Sunday, February 13, 2011

Egypt Envy

Like many others, I’ve been riveted by Egypt in recent days.  The incredible, impossible, triumphant first step by the Egyptian people has been something that no American liberal could resist.  What made the unfolding story so much more immediate to American liberals (or this one, at least) was the official American reaction to the stirrings of actual Egyptian democracy.  After years of cheerleading a comfortably theoretical concept of democracy in the Middle East (and killing hundreds of thousands in the process), Americans witnessed an administration that displayed every appearance of confusion, internal conflict, incoherence.  A series of high-level statements from Obama and Clinton said only one thing with any clarity: “We’re all for democracy,” they said.  “but whatever democratic changes are needed to get a lid back in place on this country, we want the dictator to make them.”

Friday of Departure, Tahrir Square.  Photo my Mona sosh.  Wikimedia Commons.

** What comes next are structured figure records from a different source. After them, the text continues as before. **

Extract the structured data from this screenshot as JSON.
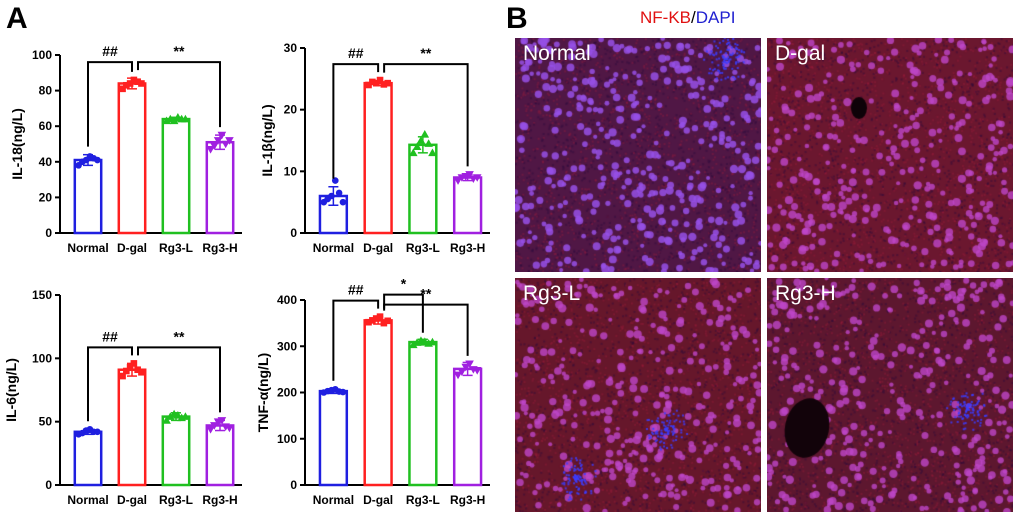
{
  "panel_a_letter": "A",
  "panel_b_letter": "B",
  "panel_b_title": {
    "red": "NF-KB",
    "sep": "/",
    "blue": "DAPI"
  },
  "micrographs": [
    {
      "label": "Normal",
      "tint": "#5a1a4a"
    },
    {
      "label": "D-gal",
      "tint": "#7a1a30"
    },
    {
      "label": "Rg3-L",
      "tint": "#741a2c"
    },
    {
      "label": "Rg3-H",
      "tint": "#6a1a30"
    }
  ],
  "group_colors": [
    "#1f1fe0",
    "#ff2020",
    "#20c020",
    "#a020e0"
  ],
  "chart_data": [
    {
      "type": "bar",
      "ylabel": "IL-18(ng/L)",
      "ylim": [
        0,
        100
      ],
      "yticks": [
        0,
        20,
        40,
        60,
        80,
        100
      ],
      "ytick_labels": [
        "0",
        "20",
        "40",
        "60",
        "80",
        "100"
      ],
      "categories": [
        "Normal",
        "D-gal",
        "Rg3-L",
        "Rg3-H"
      ],
      "values": [
        41,
        84,
        64,
        51
      ],
      "errors": [
        3,
        3,
        1,
        4
      ],
      "points": [
        [
          38,
          40,
          41,
          43,
          42,
          41
        ],
        [
          81,
          83,
          84,
          86,
          85,
          84
        ],
        [
          63,
          64,
          63,
          65,
          64,
          64
        ],
        [
          47,
          49,
          52,
          55,
          50,
          52
        ]
      ],
      "annotations": [
        {
          "text": "##",
          "from": 0,
          "to": 1
        },
        {
          "text": "**",
          "from": 1,
          "to": 3
        }
      ]
    },
    {
      "type": "bar",
      "ylabel": "IL-1β(ng/L)",
      "ylim": [
        0,
        30
      ],
      "yticks": [
        0,
        10,
        20,
        30
      ],
      "ytick_labels": [
        "0",
        "10",
        "20",
        "30"
      ],
      "categories": [
        "Normal",
        "D-gal",
        "Rg3-L",
        "Rg3-H"
      ],
      "values": [
        6,
        24.3,
        14.3,
        9
      ],
      "errors": [
        1.5,
        0.4,
        1.3,
        0.5
      ],
      "points": [
        [
          5,
          5.5,
          6,
          8.5,
          6.5,
          5
        ],
        [
          24,
          24.5,
          24.3,
          24.8,
          24.1,
          24.3
        ],
        [
          13,
          14,
          15,
          16,
          14.5,
          13
        ],
        [
          8.5,
          9,
          9.2,
          9.5,
          8.8,
          9
        ]
      ],
      "annotations": [
        {
          "text": "##",
          "from": 0,
          "to": 1
        },
        {
          "text": "**",
          "from": 1,
          "to": 3
        }
      ]
    },
    {
      "type": "bar",
      "ylabel": "IL-6(ng/L)",
      "ylim": [
        0,
        150
      ],
      "yticks": [
        0,
        50,
        100,
        150
      ],
      "ytick_labels": [
        "0",
        "50",
        "100",
        "150"
      ],
      "categories": [
        "Normal",
        "D-gal",
        "Rg3-L",
        "Rg3-H"
      ],
      "values": [
        42,
        91,
        54,
        47
      ],
      "errors": [
        2,
        5,
        3,
        4
      ],
      "points": [
        [
          40,
          41,
          43,
          44,
          42,
          42
        ],
        [
          86,
          90,
          93,
          96,
          91,
          89
        ],
        [
          51,
          54,
          56,
          55,
          53,
          54
        ],
        [
          44,
          47,
          50,
          51,
          46,
          45
        ]
      ],
      "annotations": [
        {
          "text": "##",
          "from": 0,
          "to": 1
        },
        {
          "text": "**",
          "from": 1,
          "to": 3
        }
      ]
    },
    {
      "type": "bar",
      "ylabel": "TNF-α(ng/L)",
      "ylim": [
        0,
        400
      ],
      "yticks": [
        0,
        100,
        200,
        300,
        400
      ],
      "ytick_labels": [
        "0",
        "100",
        "200",
        "300",
        "400"
      ],
      "categories": [
        "Normal",
        "D-gal",
        "Rg3-L",
        "Rg3-H"
      ],
      "values": [
        203,
        356,
        309,
        251
      ],
      "errors": [
        5,
        8,
        6,
        14
      ],
      "points": [
        [
          200,
          203,
          205,
          207,
          202,
          201
        ],
        [
          352,
          356,
          360,
          364,
          350,
          355
        ],
        [
          303,
          308,
          312,
          310,
          306,
          309
        ],
        [
          238,
          245,
          255,
          262,
          250,
          248
        ]
      ],
      "annotations": [
        {
          "text": "##",
          "from": 0,
          "to": 1
        },
        {
          "text": "*",
          "from": 1,
          "to": 2
        },
        {
          "text": "**",
          "from": 1,
          "to": 3
        }
      ]
    }
  ]
}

And so the US administration supported Egyptian democracy with the vaguest of rhetoric, while doing everything possible to uphold their man Mubarak over the Egyptian people.  And they continued doing so until Mubarak’s rejection became so obvious that even the US media saw it.  With Mubarak exposed and broken, Obama suggested Suleiman, a trusted US partner and infamous torturer.  It only took a few hours for it to become obvious that that pathetic dog wouldn’t hunt, with the result that the US administration had only one place left to go--the Egyptian Army.  Thus ended a truly embarrassing display of ineffective, reactive and incoherent moves by this administration in which it tried to simultaneously identify with the Egyptian people while also asserting that the dictatorship oppressing them was legitimate.
 
For me, the Egyptian story (and the US reaction to it) is compelling on a number of levels.  One of these is how Obama’s behavior in the Egyptian crisis so consistently mirrors his actions in our own recent domestic disasters.   In issues like the healthcare debacle or the financial meltdown, Obama’s unswerving approach has been to secretly uphold the status-quo and avoid meaningful change, while hiding behind a rhetorical façade that, like his presidential campaign did, celebrates just the opposite.  And he has done this not because anyone seriously believes that our solutions lay in preservation of the status quo, but rather because those who actually rule the US need and demand it.

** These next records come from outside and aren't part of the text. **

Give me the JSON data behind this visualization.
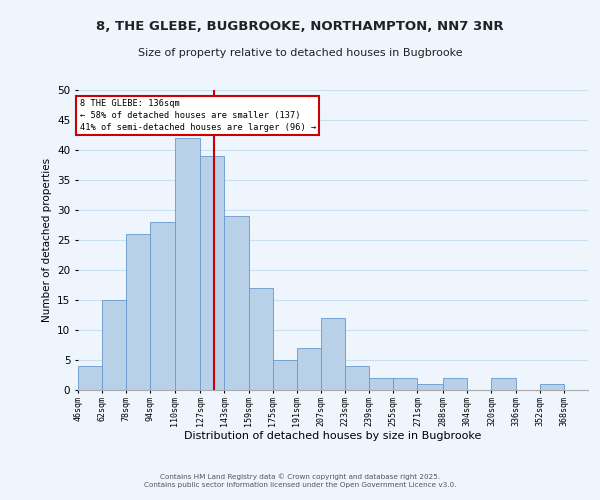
{
  "title": "8, THE GLEBE, BUGBROOKE, NORTHAMPTON, NN7 3NR",
  "subtitle": "Size of property relative to detached houses in Bugbrooke",
  "xlabel": "Distribution of detached houses by size in Bugbrooke",
  "ylabel": "Number of detached properties",
  "bin_labels": [
    "46sqm",
    "62sqm",
    "78sqm",
    "94sqm",
    "110sqm",
    "127sqm",
    "143sqm",
    "159sqm",
    "175sqm",
    "191sqm",
    "207sqm",
    "223sqm",
    "239sqm",
    "255sqm",
    "271sqm",
    "288sqm",
    "304sqm",
    "320sqm",
    "336sqm",
    "352sqm",
    "368sqm"
  ],
  "bin_edges": [
    46,
    62,
    78,
    94,
    110,
    127,
    143,
    159,
    175,
    191,
    207,
    223,
    239,
    255,
    271,
    288,
    304,
    320,
    336,
    352,
    368
  ],
  "bar_heights": [
    4,
    15,
    26,
    28,
    42,
    39,
    29,
    17,
    5,
    7,
    12,
    4,
    2,
    2,
    1,
    2,
    0,
    2,
    0,
    1,
    0
  ],
  "bar_color": "#b8d0e8",
  "bar_edge_color": "#6699cc",
  "grid_color": "#c8dff0",
  "vline_x": 136,
  "vline_color": "#cc0000",
  "ylim": [
    0,
    50
  ],
  "yticks": [
    0,
    5,
    10,
    15,
    20,
    25,
    30,
    35,
    40,
    45,
    50
  ],
  "annotation_title": "8 THE GLEBE: 136sqm",
  "annotation_line1": "← 58% of detached houses are smaller (137)",
  "annotation_line2": "41% of semi-detached houses are larger (96) →",
  "footer_line1": "Contains HM Land Registry data © Crown copyright and database right 2025.",
  "footer_line2": "Contains public sector information licensed under the Open Government Licence v3.0.",
  "bg_color": "#eef5fc"
}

The fact that Obama has been effective in smothering any meaningful change in the US but has at least partially failed to do so in Egypt may have produced some Egypt-envy in the American Left.  I began wondering about this yesterday, when a curt comment to liberals was bounced around the twitterverse:

  “Dear liberals: Stop trying to hijack the Egyptian revolution. You supported the dictator for 30 years. Time to shut up.”   

While at first this comment seemed misdirected, counterproductive and mean-spirited to me, I began wondering whether many Arab activists might be getting a steady stream of ‘helpful ideas’ from admiring Americans (and others), and might be growing a bit tired of it.  (But this is just one possible opinion among Arab activists:  see for example Aalam Wassef's site asking for input on what Egypt's new government should look like--open to all commenters).  After all, they are the ones who had produced this initial victory, not us.  And while American leftists are quite accomplished at employ biting sarcasm, withering irony, and hypocrisy-smashing logic in their twitter feeds, blogs and articles, these things have proved largely ineffective here at home, and certainly didn’t win the day at Tahrir Square.

Why might the American Left (and the world in general) be so envious?  I’m reminded of something Robert Jensen recently wrote about the Left’s love affair with online activism, and the weaknesses inherent there:

… political information is not political action. Being able to [electronically] distribute more information more widely more quickly does not automatically lead to people acting on that information. The information must be presented in ways that lead people to believe they should act, and there must be vehicles for that action.

These days almost all left/radical organizers will communicate online, but the social justice and ecological sustainability at the heart of left/radical politics isn’t going to be achieved online.


Egyptians clearly have found a mode of political action that works for them.  Clattering away at its computer keyboard, the American Left isn’t there yet.